Submarine swaps require an on-chain transaction, making them slower and more expensive than circular rebalancing. But they are more reliable because they do not depend on finding a circular route through the network.

Liquidity Ads

Liquidity ads allow nodes to advertise their willingness to open channels and provide inbound liquidity in exchange for a fee. A merchant who needs inbound capacity can use liquidity ads to find peers willing to open dual-funded channels, gaining immediate receiving capacity.

Splicing

Splicing allows adding or removing funds from an existing channel without closing it. A splice-in adds on-chain funds to increase capacity, while a splice-out removes funds to an on-chain address. The channel remains operational throughout the process, making splicing a powerful tool for adjusting capacity on demand.

Use Cases

• Routing node operation: node operators monitor channel balances across all their channels, rebalancing proactively to ensure payment routing succeeds in both directions.
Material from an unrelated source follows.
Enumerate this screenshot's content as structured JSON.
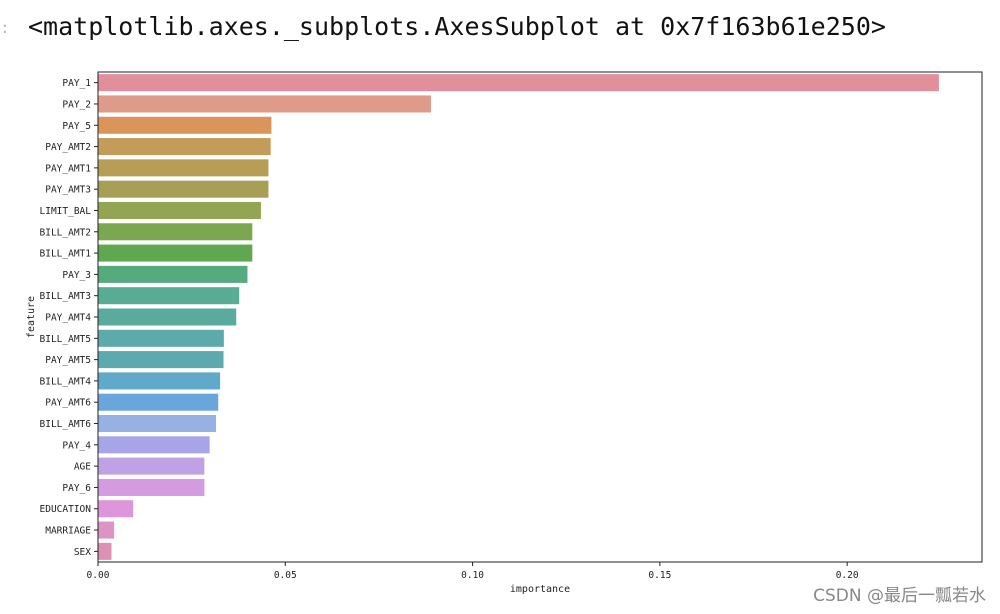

Tools like Autoloop automate this process.
• Merchant payment acceptance: merchants receiving Lightning payments need consistent inbound capacity. They use a combination of Lightning Service Providers, liquidity ads, and submarine swaps to maintain receiving capacity.
• Payment routing optimization: the network relies on well-balanced channels for reliable payment delivery. Nodes with imbalanced channels cause routing failures, increasing the importance of balance management for overall network health.
• Liquidity planning: businesses building on Lightning must forecast their payment volume and direction to provision adequate channel capacity. A payment processor expecting mostly inbound payments needs different channel configurations than a wallet expecting mostly outbound.

Risks and Considerations

Liquidity Imbalances Cause Payment Failures

When a channel's balance is pushed entirely to one side, it becomes a one-way street. A channel with no remote balance cannot receive payments; a channel with no local balance cannot send. This is the primary cause of Lightning payment failures, particularly for larger amounts that exceed available balance on any single hop.

Rebalancing Costs

Every rebalancing operation has a cost: routing fees for circular rebalancing, on-chain fees plus service fees for submarine swaps, and lease fees for liquidity ads. For small routing nodes, rebalancing costs can exceed routing fee income, making the node economically unviable.

Capital Inefficiency

Funds locked in Lightning channels cannot be used for anything else. A well-balanced channel with 50/50 distribution means half the locked funds are effectively idle at any given moment: local balance waits to be sent, remote balance waits to be received. This capital inefficiency is inherent to the channel model.

How Spark Eliminates Channel Balance

The channel balance problem is a fundamental constraint of payment channel networks, not a bug to be fixed. Protocols like Spark take a different approach entirely: instead of using channels, Spark transfers ownership of UTXOs by rotating cryptographic keys between sender, recipient, and a distributed operator set. There are no channels to balance, no inbound liquidity to acquire, no reserves to maintain, and no force-close scenarios. For a detailed comparison, see the Lightning vs. Spark overview or the Lightning Network liquidity explained deep dive.

This glossary entry is for informational purposes only and does not constitute financial or investment advice. Always do your own research before using any protocol or technology.